Ravikumar et al. [12] applied a dictionary lookup method on a compiled dictionary from BioThesaurus database [43] to extract protein entities while using defined patterns and regular expressions for amino acids and mutations entities extraction. After extracting positive examples, i.e., sentences containing pairs corresponding to entries of Protein Data Bank (PDB) [25], the authors constructed their silver corpus composed of 1728 PubMed abstracts related to proteins and divided it to training, development, and testing corpora. Later on, they used the graph-based rule induction method to learn the protein-residue relation rules from the training set. This method consists of calculating the union of all shortest-dependency paths binding a pair of entities then use it as an event rule. To extract relations from test sentences, they perform subgraph matching, i.e., search for a subgraph within the test sentence dependency graph that is similar to an event rule graph. To show their method efficiency, they tested it on golden corpora, i.e., manually annotated and their automatically generated silver corpus. They found that their distant supervised method for automatic generation of training data performed better than cooccurrence baseline methods. To address the false positives problem, the authors used a rule ranking strategy by ranking the rules according to their precision PRC (ri) (where ri is a rule); according to the authors, rules with higher PRC (ri) tend to produce less false positives. This method helped in enhancing the precision of extracted relations.

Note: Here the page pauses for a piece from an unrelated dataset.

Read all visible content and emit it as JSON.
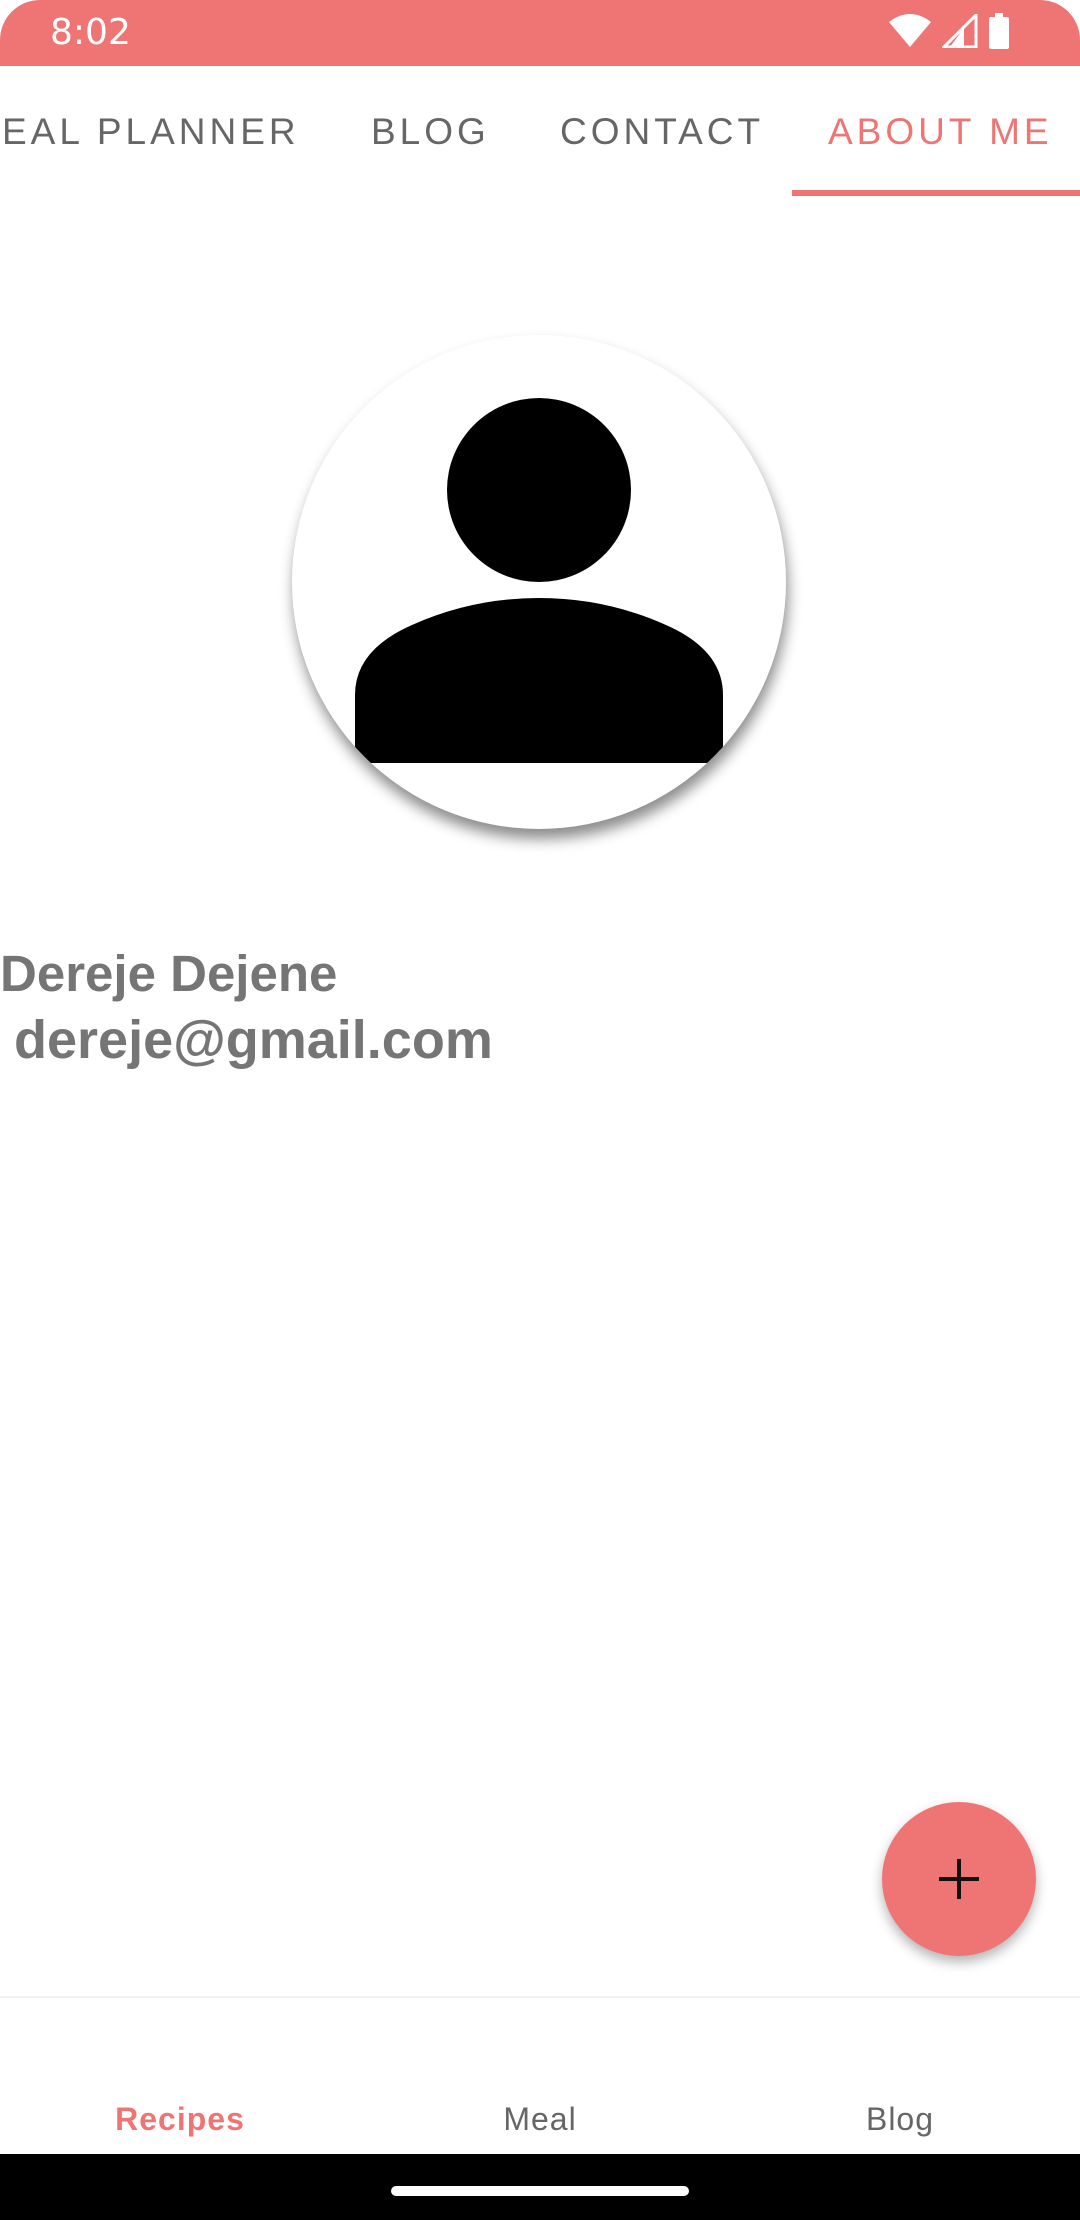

After annotating the selected articles with brain and gene entities (using Brain dictionary and a tagger, respectively), Liu et al. [14] applied their grouping strategy consisting of creating parse trees of selected sentences and developing a set of heuristic rules to find parallel entities. Their next step is to extract features, which are the same syntactic and lexical features used in [24]. To generate training examples, they used a tool to get knowledge from the UMLS Semantic Network. Then, for each pair of entities, they designed an undirected graphical model that defines a conditional probability for extraction using the feature vector of sentences containing the pair of entities. In the end, the model, given a pair of entities, predicts the relation type, whether it is a gene expression or other expression. The authors argue that grouping strategy performs better since it can discover more relations that are not available in the knowledge base; therefore, the recall will be higher. They tested their model at sentence level as well as corpus level.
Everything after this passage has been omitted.